Frisch sind ebenfalls die Erinnerungen an die Anschläge auf zwei Synagogen in Istanbul: Im November 2003 wurden dabei 25 Menschen getötet und mehr als 300 verletzt. Überfälle auf Synagogen gab es in Istanbul auch 1986 und 1992. Im Gedächtnis geblieben sind außerdem die als »die Ereignisse des 6. und 7. September« umschriebenen pogromartigen Überfälle im Istanbuler Stadtteil Beyoglu. Eine aufgebrachte Menge stürmte am Abend des 6. September 1955 das Viertel der Nichtmuslime, plünderte Läden, setzte Gebäude in Brand. Das Volk wollte sich rächen für das Feuer im Geburtshaus von Atatürk. Die Überfälle in Beyoglu gehörten lange Zeit zu den unbearbeiteten Kapiteln der türkischen Geschichte und bedeuten eine Zäsur für die Minderheiten: Viele verließen danach das Land.

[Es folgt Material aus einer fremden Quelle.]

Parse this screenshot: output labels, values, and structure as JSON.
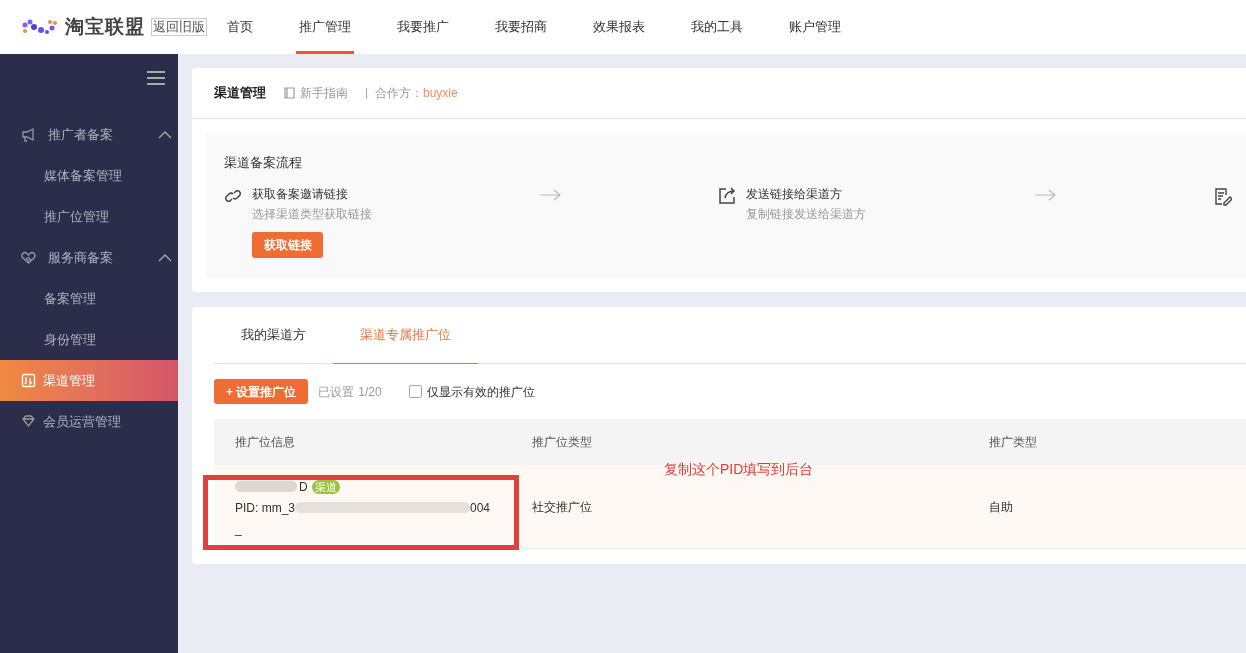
{
  "header": {
    "logo_text": "淘宝联盟",
    "old_version": "返回旧版",
    "nav": [
      {
        "label": "首页",
        "selected": false
      },
      {
        "label": "推广管理",
        "selected": true
      },
      {
        "label": "我要推广",
        "selected": false
      },
      {
        "label": "我要招商",
        "selected": false
      },
      {
        "label": "效果报表",
        "selected": false
      },
      {
        "label": "我的工具",
        "selected": false
      },
      {
        "label": "账户管理",
        "selected": false
      }
    ]
  },
  "sidebar": {
    "items": [
      {
        "label": "推广者备案",
        "selected": false,
        "expanded": true,
        "children": [
          {
            "label": "媒体备案管理",
            "selected": false
          },
          {
            "label": "推广位管理",
            "selected": false
          }
        ]
      },
      {
        "label": "服务商备案",
        "selected": false,
        "expanded": true,
        "children": [
          {
            "label": "备案管理",
            "selected": false
          },
          {
            "label": "身份管理",
            "selected": false
          }
        ]
      },
      {
        "label": "渠道管理",
        "selected": true
      },
      {
        "label": "会员运营管理",
        "selected": false
      }
    ]
  },
  "page": {
    "title": "渠道管理",
    "guide": "新手指南",
    "partner_label": "合作方：",
    "partner": "buyxie"
  },
  "process": {
    "title": "渠道备案流程",
    "steps": [
      {
        "title": "获取备案邀请链接",
        "desc": "选择渠道类型获取链接",
        "button": "获取链接"
      },
      {
        "title": "发送链接给渠道方",
        "desc": "复制链接发送给渠道方"
      }
    ]
  },
  "tabs": [
    {
      "label": "我的渠道方",
      "selected": false
    },
    {
      "label": "渠道专属推广位",
      "selected": true
    }
  ],
  "toolbar": {
    "add_button": "+ 设置推广位",
    "count_label": "已设置",
    "count": "1/20",
    "filter": {
      "label": "仅显示有效的推广位",
      "checked": false
    }
  },
  "table": {
    "columns": [
      "推广位信息",
      "推广位类型",
      "推广类型"
    ],
    "rows": [
      {
        "name_visible": "D",
        "tag": "渠道",
        "pid_start": "PID: mm_3",
        "pid_end": "004",
        "pid_line2": "_",
        "type": "社交推广位",
        "promo_type": "自助",
        "highlighted": true
      }
    ]
  },
  "annotation": "复制这个PID填写到后台"
}
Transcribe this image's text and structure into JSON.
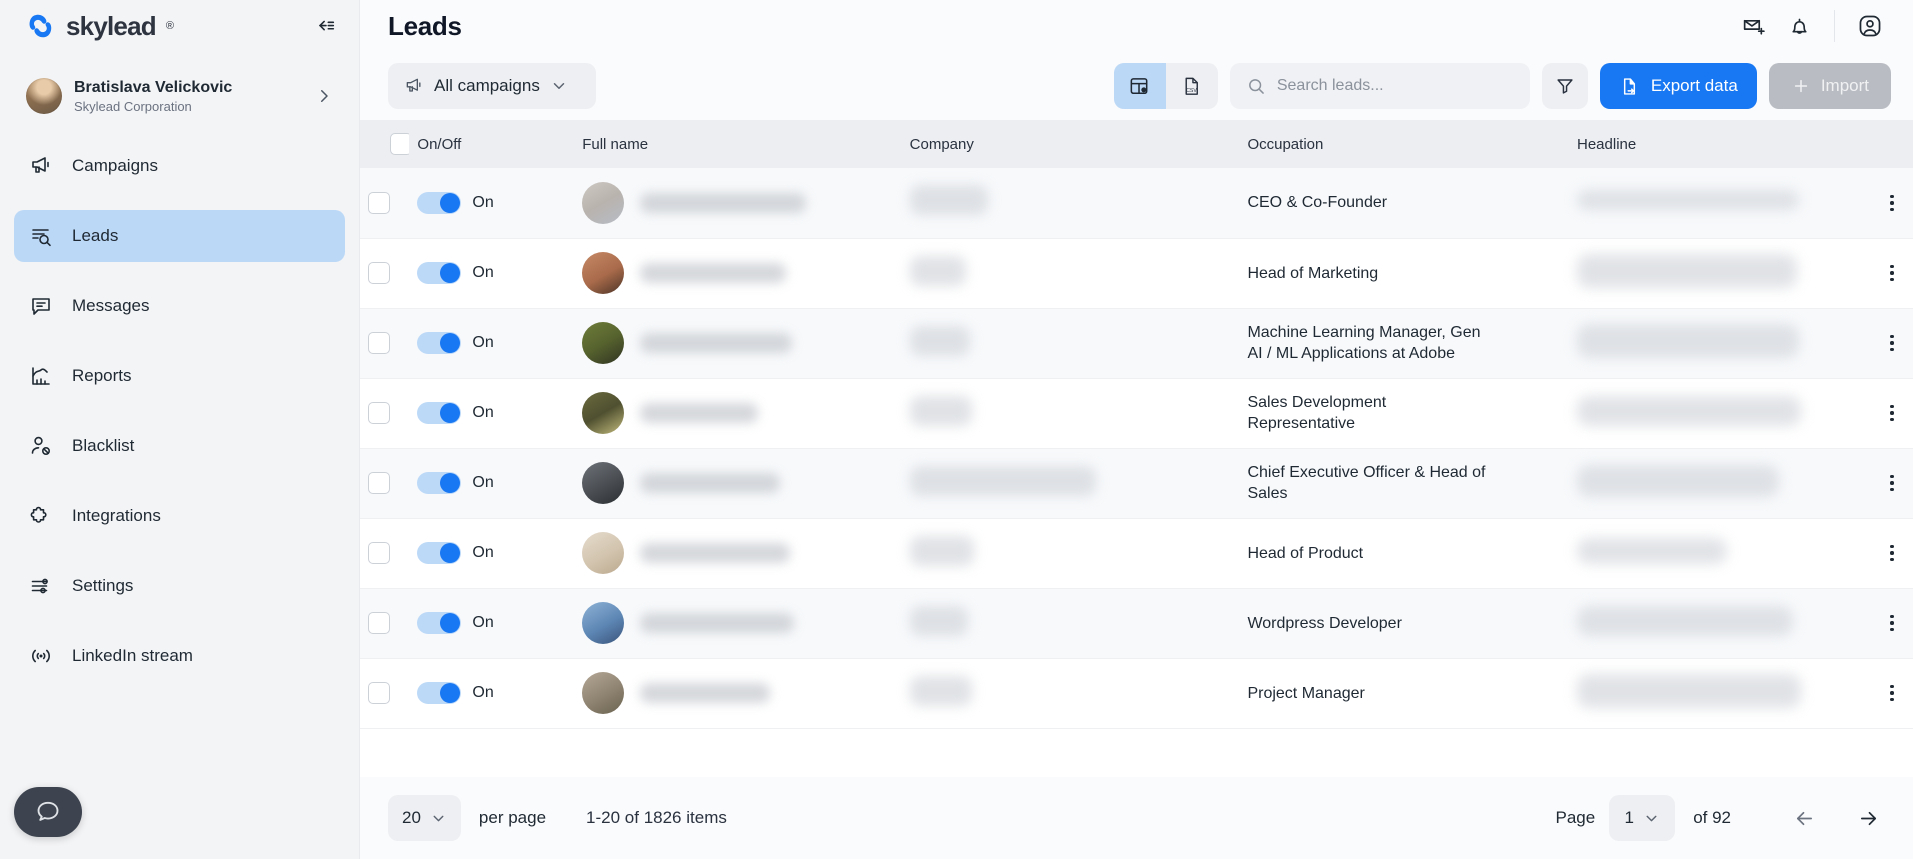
{
  "brand": {
    "name": "skylead",
    "registered_mark": "®",
    "accent_color": "#1877f2",
    "active_nav_color": "#bcd8f7"
  },
  "sidebar": {
    "collapse_icon": "collapse-left-icon",
    "profile": {
      "name": "Bratislava Velickovic",
      "org": "Skylead Corporation",
      "chevron_icon": "chevron-right-icon"
    },
    "items": [
      {
        "label": "Campaigns",
        "icon": "megaphone-icon",
        "active": false
      },
      {
        "label": "Leads",
        "icon": "lead-search-icon",
        "active": true
      },
      {
        "label": "Messages",
        "icon": "chat-lines-icon",
        "active": false
      },
      {
        "label": "Reports",
        "icon": "bar-chart-icon",
        "active": false
      },
      {
        "label": "Blacklist",
        "icon": "user-blocked-icon",
        "active": false
      },
      {
        "label": "Integrations",
        "icon": "puzzle-piece-icon",
        "active": false
      },
      {
        "label": "Settings",
        "icon": "sliders-icon",
        "active": false
      },
      {
        "label": "LinkedIn stream",
        "icon": "broadcast-icon",
        "active": false
      }
    ],
    "chat_widget_icon": "chat-bubble-icon"
  },
  "header": {
    "title": "Leads",
    "icons": [
      {
        "name": "mail-add-icon"
      },
      {
        "name": "bell-icon"
      },
      {
        "name": "user-circle-icon"
      }
    ]
  },
  "toolbar": {
    "campaign_filter": {
      "icon": "megaphone-icon",
      "label": "All campaigns",
      "chevron_icon": "chevron-down-icon"
    },
    "view_toggle": [
      {
        "name": "table-settings-icon",
        "active": true
      },
      {
        "name": "csv-file-icon",
        "active": false
      }
    ],
    "search": {
      "icon": "search-icon",
      "placeholder": "Search leads...",
      "value": ""
    },
    "filter_icon": "funnel-icon",
    "export_button": {
      "label": "Export data",
      "icon": "file-export-icon"
    },
    "import_button": {
      "label": "Import",
      "icon": "plus-icon",
      "disabled": true
    }
  },
  "table": {
    "columns": [
      "On/Off",
      "Full name",
      "Company",
      "Occupation",
      "Headline"
    ],
    "select_all_checked": false,
    "rows": [
      {
        "on_label": "On",
        "toggle_on": true,
        "occupation": "CEO & Co-Founder",
        "avatar": "linear-gradient(150deg,#cfc9c4 0%,#b9b3ae 50%,#b6bcc6 100%)",
        "name_w": 166,
        "company_w": 78,
        "headline_w": 222,
        "headline_h": 20
      },
      {
        "on_label": "On",
        "toggle_on": true,
        "occupation": "Head of Marketing",
        "avatar": "linear-gradient(150deg,#c78a68 0%,#a86a4a 55%,#4b3326 100%)",
        "name_w": 146,
        "company_w": 56,
        "headline_w": 220,
        "headline_h": 34
      },
      {
        "on_label": "On",
        "toggle_on": true,
        "occupation": "Machine Learning Manager, Gen\nAI / ML Applications at Adobe",
        "avatar": "linear-gradient(150deg,#6f7d3a 0%,#57632e 50%,#2f3322 100%)",
        "name_w": 152,
        "company_w": 60,
        "headline_w": 222,
        "headline_h": 34
      },
      {
        "on_label": "On",
        "toggle_on": true,
        "occupation": "Sales Development\nRepresentative",
        "avatar": "linear-gradient(150deg,#6b6a3f 0%,#4f5030 50%,#c3bb7d 100%)",
        "name_w": 118,
        "company_w": 62,
        "headline_w": 224,
        "headline_h": 30
      },
      {
        "on_label": "On",
        "toggle_on": true,
        "occupation": "Chief Executive Officer & Head of\nSales",
        "avatar": "linear-gradient(150deg,#6d7278 0%,#4a4e53 55%,#2b2e31 100%)",
        "name_w": 140,
        "company_w": 186,
        "headline_w": 202,
        "headline_h": 32
      },
      {
        "on_label": "On",
        "toggle_on": true,
        "occupation": "Head of Product",
        "avatar": "linear-gradient(150deg,#e6dccd 0%,#d2c4ae 55%,#bca98f 100%)",
        "name_w": 150,
        "company_w": 64,
        "headline_w": 150,
        "headline_h": 26
      },
      {
        "on_label": "On",
        "toggle_on": true,
        "occupation": "Wordpress Developer",
        "avatar": "linear-gradient(150deg,#8fb3d6 0%,#5d86b4 55%,#39537a 100%)",
        "name_w": 154,
        "company_w": 58,
        "headline_w": 216,
        "headline_h": 30
      },
      {
        "on_label": "On",
        "toggle_on": true,
        "occupation": "Project Manager",
        "avatar": "linear-gradient(150deg,#b5a896 0%,#8e8270 55%,#6a6250 100%)",
        "name_w": 130,
        "company_w": 62,
        "headline_w": 224,
        "headline_h": 34
      }
    ],
    "row_action_icon": "kebab-menu-icon"
  },
  "footer": {
    "per_page_value": "20",
    "per_page_chevron": "chevron-down-icon",
    "per_page_label": "per page",
    "range_text": "1-20 of 1826 items",
    "page_label": "Page",
    "page_value": "1",
    "page_chevron": "chevron-down-icon",
    "of_pages": "of 92",
    "prev_icon": "arrow-left-icon",
    "next_icon": "arrow-right-icon"
  }
}
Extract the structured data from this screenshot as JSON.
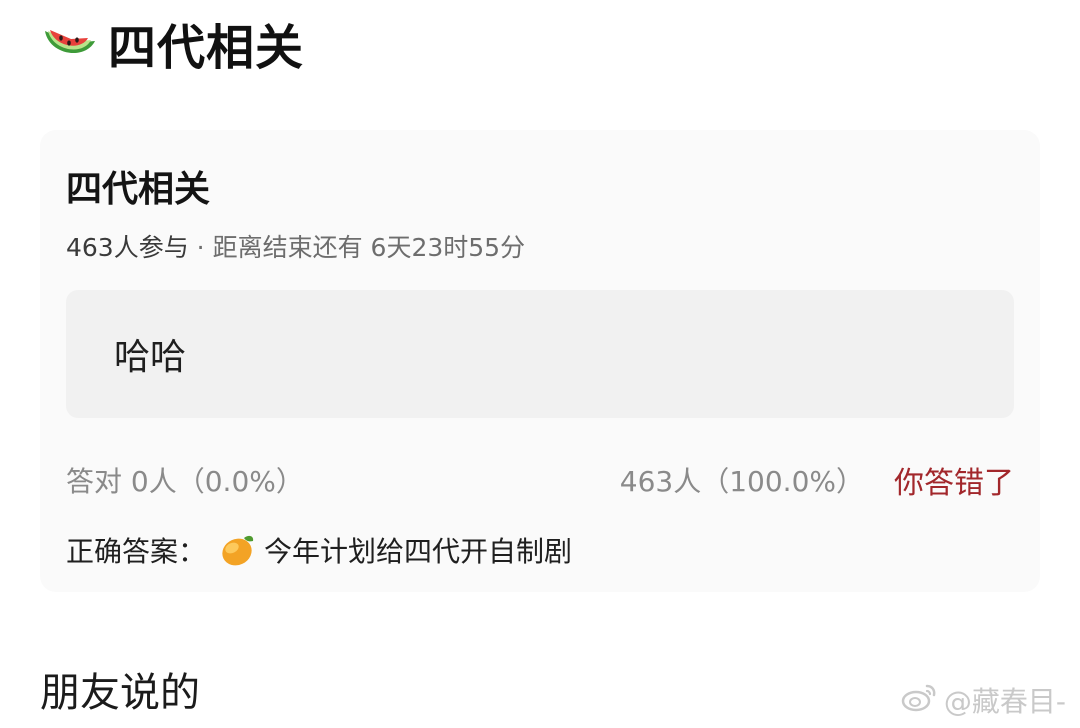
{
  "header": {
    "icon": "watermelon-icon",
    "title": "四代相关"
  },
  "quiz": {
    "title": "四代相关",
    "participants": "463人参与",
    "separator": "·",
    "countdown_label": "距离结束还有",
    "countdown_value": "6天23时55分",
    "option_text": "哈哈",
    "correct_label": "答对",
    "correct_stats": "0人（0.0%）",
    "option_stats": "463人（100.0%）",
    "user_result": "你答错了",
    "answer_label": "正确答案：",
    "answer_icon": "mango-icon",
    "answer_text": "今年计划给四代开自制剧"
  },
  "friends_section": {
    "title": "朋友说的"
  },
  "watermark": {
    "icon": "weibo-icon",
    "text": "@藏春目-"
  },
  "colors": {
    "card_bg": "#fafafa",
    "option_bg": "#f1f1f1",
    "wrong_red": "#a2272b",
    "muted_gray": "#8a8a8a"
  }
}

Der Mann in Istanbul, der nicht möchte, dass sein Name in der Zeitung steht, kam zwei Jahre später zur Welt. Mit Berichten über die Plünderungen in Geschäften von Juden, Christen und Armeniern ist er groß geworden und weiß, wozu aufgehetzte Menschen fähig sind. Das ist der Grund, warum er unerkannt bleiben will.